Sensor glucose targets in type 2 diabetes pregnancy?

It is now accepted that an increase of 5% TIRp during the second and third trimester is associated with reduced risk of LGA and neonatal hypoglycaemia [64]. Although our CGM dataset in type 2 diabetes pregnancy is small, it nonetheless demonstrated that every 1% higher TIRp in early pregnancy was associated with 4% lower risk of LGA birthweight, similar to type 1 diabetes [56, 63, 65], supporting the need for optimising early pregnancy glycaemia in type 2 diabetes pregnancy [42]. Our pilot study in a high-risk cohort demonstrated alarming rates of neonatal complications in the context of persistent maternal hyperglycaemia throughout pregnancy. Neonatal hypoglycaemia was associated with nearly all CGM metrics, HbA1c levels and TIRp target attainment in early and in late pregnancy.
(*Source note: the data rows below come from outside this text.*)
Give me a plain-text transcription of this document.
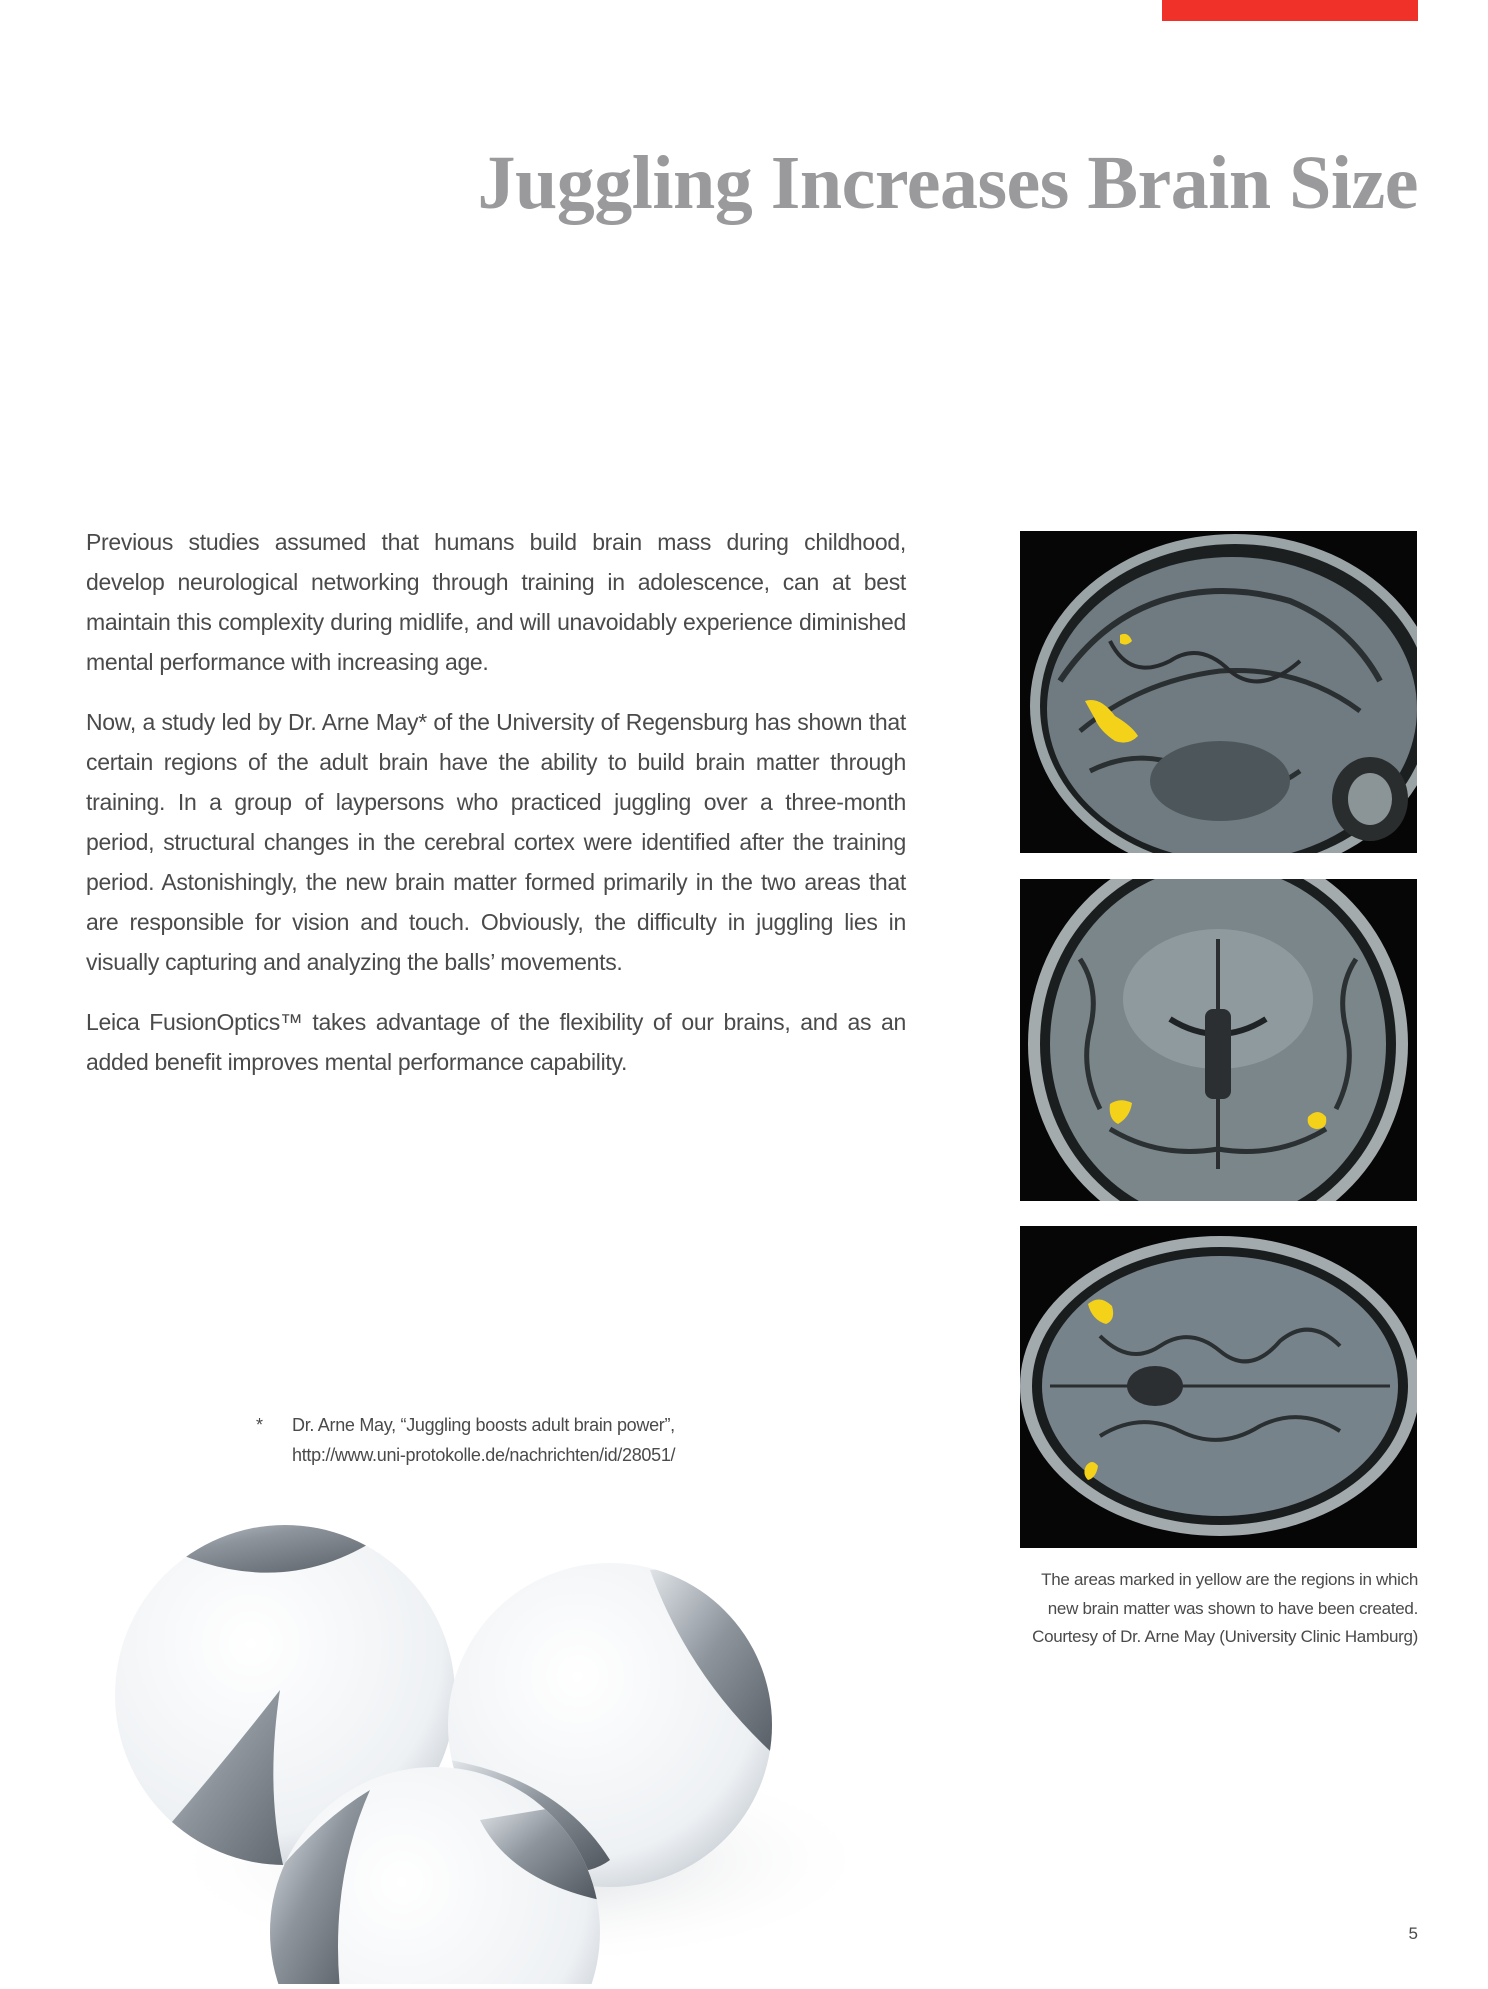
Juggling Increases Brain Size

Previous studies assumed that humans build brain mass during childhood, develop neurological networking through training in adolescence, can at best maintain this complexity during midlife, and will unavoidably experience diminished mental performance with increasing age.

Now, a study led by Dr. Arne May* of the University of Regensburg has shown that certain regions of the adult brain have the ability to build brain matter through training. In a group of laypersons who practiced juggling over a three-month period, structural changes in the cerebral cortex were identified after the training period. Astonishingly, the new brain matter formed primarily in the two areas that are responsible for vision and touch. Obviously, the difficulty in juggling lies in visually capturing and analyzing the balls’ movements.

Leica FusionOptics™ takes advantage of the flexibility of our brains, and as an added benefit improves mental performance capability.

*	Dr. Arne May, “Juggling boosts adult brain power”,
http://www.uni-protokolle.de/nachrichten/id/28051/
The areas marked in yellow are the regions in which
new brain matter was shown to have been created.
Courtesy of Dr. Arne May (University Clinic Hamburg)
5
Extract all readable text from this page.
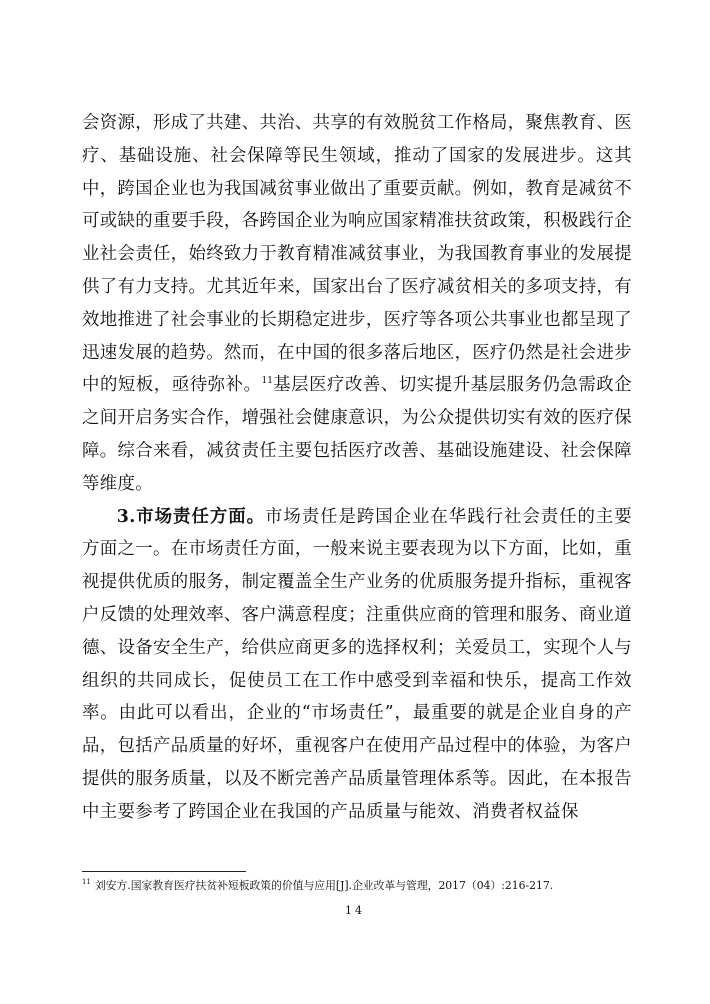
会资源，形成了共建、共治、共享的有效脱贫工作格局，聚焦教育、医疗、基础设施、社会保障等民生领域，推动了国家的发展进步。这其中，跨国企业也为我国减贫事业做出了重要贡献。例如，教育是减贫不可或缺的重要手段，各跨国企业为响应国家精准扶贫政策，积极践行企业社会责任，始终致力于教育精准减贫事业，为我国教育事业的发展提供了有力支持。尤其近年来，国家出台了医疗减贫相关的多项支持，有效地推进了社会事业的长期稳定进步，医疗等各项公共事业也都呈现了迅速发展的趋势。然而，在中国的很多落后地区，医疗仍然是社会进步中的短板，亟待弥补。$^{11}$基层医疗改善、切实提升基层服务仍急需政企之间开启务实合作，增强社会健康意识，为公众提供切实有效的医疗保障。综合来看，减贫责任主要包括医疗改善、基础设施建设、社会保障等维度。

3.市场责任方面。市场责任是跨国企业在华践行社会责任的主要方面之一。在市场责任方面，一般来说主要表现为以下方面，比如，重视提供优质的服务，制定覆盖全生产业务的优质服务提升指标，重视客户反馈的处理效率、客户满意程度；注重供应商的管理和服务、商业道德、设备安全生产，给供应商更多的选择权利；关爱员工，实现个人与组织的共同成长，促使员工在工作中感受到幸福和快乐，提高工作效率。由此可以看出，企业的“市场责任”，最重要的就是企业自身的产品，包括产品质量的好坏，重视客户在使用产品过程中的体验，为客户提供的服务质量，以及不断完善产品质量管理体系等。因此，在本报告中主要参考了跨国企业在我国的产品质量与能效、消费者权益保

$^{11}$ 刘安方.国家教育医疗扶贫补短板政策的价值与应用[J].企业改革与管理，2017（04）:216-217.
14
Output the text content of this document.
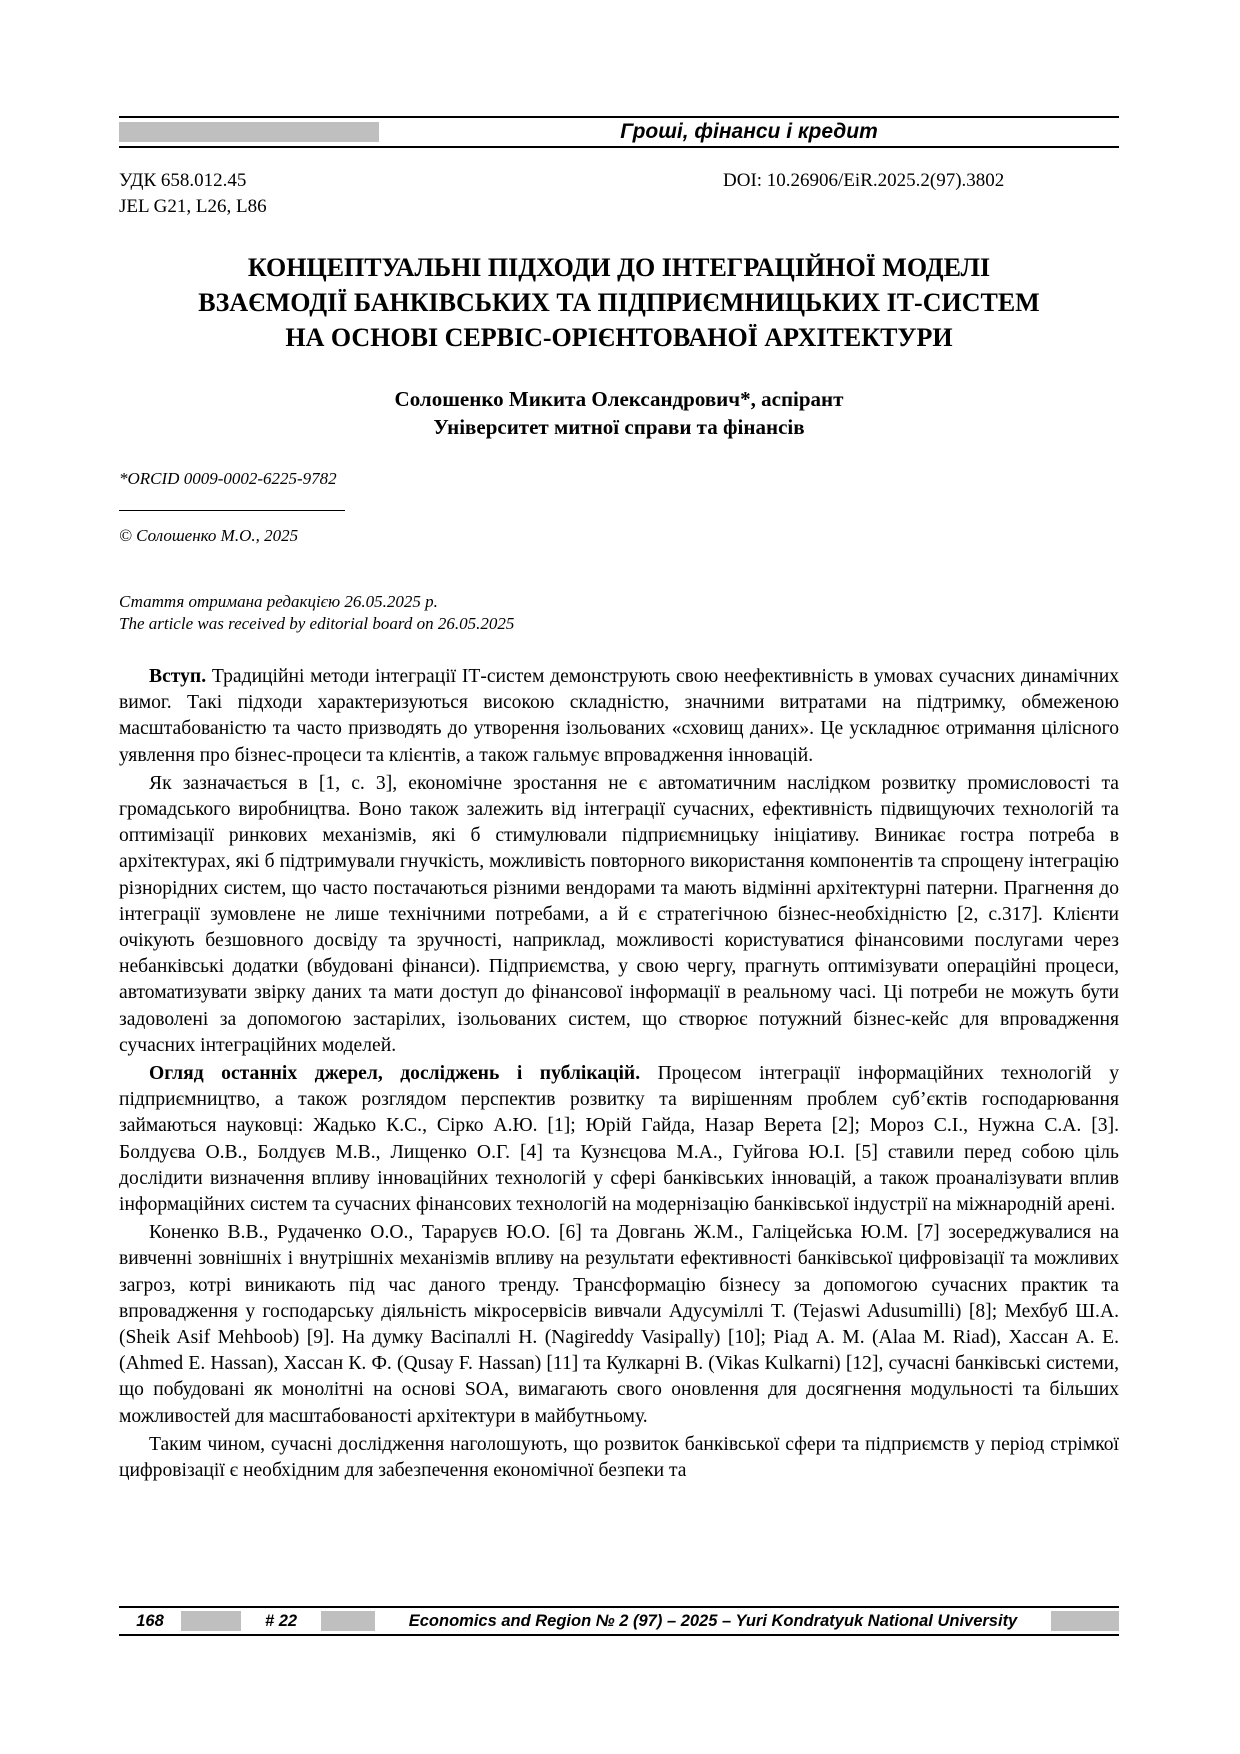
Гроші, фінанси і кредит
УДК 658.012.45
JEL G21, L26, L86
DOI: 10.26906/EiR.2025.2(97).3802
КОНЦЕПТУАЛЬНІ ПІДХОДИ ДО ІНТЕГРАЦІЙНОЇ МОДЕЛІ
ВЗАЄМОДІЇ БАНКІВСЬКИХ ТА ПІДПРИЄМНИЦЬКИХ ІТ-СИСТЕМ
НА ОСНОВІ СЕРВІС-ОРІЄНТОВАНОЇ АРХІТЕКТУРИ
Солошенко Микита Олександрович*, аспірант
Університет митної справи та фінансів
*ORCID 0009-0002-6225-9782
© Солошенко М.О., 2025
Стаття отримана редакцією 26.05.2025 р.
The article was received by editorial board on 26.05.2025

Вступ. Традиційні методи інтеграції ІТ-систем демонструють свою неефективність в умовах сучасних динамічних вимог. Такі підходи характеризуються високою складністю, значними витратами на підтримку, обмеженою масштабованістю та часто призводять до утворення ізольованих «сховищ даних». Це ускладнює отримання цілісного уявлення про бізнес-процеси та клієнтів, а також гальмує впровадження інновацій.

Як зазначається в [1, с. 3], економічне зростання не є автоматичним наслідком розвитку промисловості та громадського виробництва. Воно також залежить від інтеграції сучасних, ефективність підвищуючих технологій та оптимізації ринкових механізмів, які б стимулювали підприємницьку ініціативу. Виникає гостра потреба в архітектурах, які б підтримували гнучкість, можливість повторного використання компонентів та спрощену інтеграцію різнорідних систем, що часто постачаються різними вендорами та мають відмінні архітектурні патерни. Прагнення до інтеграції зумовлене не лише технічними потребами, а й є стратегічною бізнес-необхідністю [2, с.317]. Клієнти очікують безшовного досвіду та зручності, наприклад, можливості користуватися фінансовими послугами через небанківські додатки (вбудовані фінанси). Підприємства, у свою чергу, прагнуть оптимізувати операційні процеси, автоматизувати звірку даних та мати доступ до фінансової інформації в реальному часі. Ці потреби не можуть бути задоволені за допомогою застарілих, ізольованих систем, що створює потужний бізнес-кейс для впровадження сучасних інтеграційних моделей.

Огляд останніх джерел, досліджень і публікацій. Процесом інтеграції інформаційних технологій у підприємництво, а також розглядом перспектив розвитку та вирішенням проблем суб’єктів господарювання займаються науковці: Жадько К.С., Сірко А.Ю. [1]; Юрій Гайда, Назар Верета [2]; Мороз С.І., Нужна С.А. [3]. Болдуєва О.В., Болдуєв М.В., Лищенко О.Г. [4] та Кузнєцова М.А., Гуйгова Ю.І. [5] ставили перед собою ціль дослідити визначення впливу інноваційних технологій у сфері банківських інновацій, а також проаналізувати вплив інформаційних систем та сучасних фінансових технологій на модернізацію банківської індустрії на міжнародній арені.

Коненко В.В., Рудаченко О.О., Тараруєв Ю.О. [6] та Довгань Ж.М., Галіцейська Ю.М. [7] зосереджувалися на вивченні зовнішніх і внутрішніх механізмів впливу на результати ефективності банківської цифровізації та можливих загроз, котрі виникають під час даного тренду. Трансформацію бізнесу за допомогою сучасних практик та впровадження у господарську діяльність мікросервісів вивчали Адусуміллі Т. (Tejaswi Adusumilli) [8]; Мехбуб Ш.А. (Sheik Asif Mehboob) [9]. На думку Васіпаллі Н. (Nagireddy Vasipally) [10]; Ріад А. М. (Alaa M. Riad), Хассан А. Е. (Ahmed E. Hassan), Хассан К. Ф. (Qusay F. Hassan) [11] та Кулкарні В. (Vikas Kulkarni) [12], сучасні банківські системи, що побудовані як монолітні на основі SOA, вимагають свого оновлення для досягнення модульності та більших можливостей для масштабованості архітектури в майбутньому.

Таким чином, сучасні дослідження наголошують, що розвиток банківської сфери та підприємств у період стрімкої цифровізації є необхідним для забезпечення економічної безпеки та

168	# 22	Economics and Region № 2 (97) – 2025 – Yuri Kondratyuk National University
The 2019 International Consensus on Time in Range acknowledged that more data are required to demonstrate how CGM metrics relate to and predict clinical outcomes in type 2 diabetes pregnancy [66]. We think it is unlikely that the 70% TIRp recommendations used for type 1 diabetes will be applicable in type 2 diabetes pregnancy. Since women with type 2 diabetes enter pregnancy with higher TIRp, and have more rapid first trimester optimisation [67], they should possibly have higher TIRp targets (e.g. 85–90% TIRp). Alternatively, a more stringent TIRp target range (3.5–6.7 mmol/l or 63–120 mg/dl) may be applicable for type 2 diabetes and gestational diabetes mellitus (GDM) pregnancies. Consensus targets for other CGM metrics such as average glucose and glucose management indicator may also be applicable. The PROTECT trial will further examine the associations between maternal CGM metrics with type 2 diabetes outcomes so that appropriate TIRp and mean glucose targets can be established. Ongoing research will inform the development of CGM-based targets in healthy pregnancy and in GDM pregnancy. A better understanding of the changes in CGM profiles throughout healthy and GDM pregnancy is also needed to inform GDM management. Data from two large prospective studies (MAGIC and GLAM) will potentially pave the way for earlier diagnosis of GDM, based on CGM glucose metrics from the first trimester.

Conclusion

These are exciting times with substantial improvements in maternal glucose outcomes, associated with the increasing use of diabetes technologies before and during pregnancy. It is imperative that women with diabetes who are of reproductive age are a priority for health providers, and that culturally appropriate systems of care are in place to best support optimal technology use before, during and after pregnancy. Pregnant women with type 1 diabetes should be informed that CamAPS FX is the only HCL system with robust evidence of clinical benefit, and that continued use of commercially available HCL systems with higher glucose targets or less adaptive algorithms may be associated with stagnant glycaemia, higher maternal and higher neonatal weight gain. Ensuring adequate access to diabetes educators and expertise across regional and remote areas may assist those with type 2 diabetes to consistently use technology [55]. Improving communication, workforce capacity and skills, health literacy of both health professionals and women, and ensuring culturally appropriate education are imperative for optimal diabetes technology use [63]. Working in partnership to raise the voices of marginalised and disadvantaged communities, particularly women with lived experience of type 2 diabetes pregnancy, is critical to address the increasingly inequitable health outcomes [68,69,70].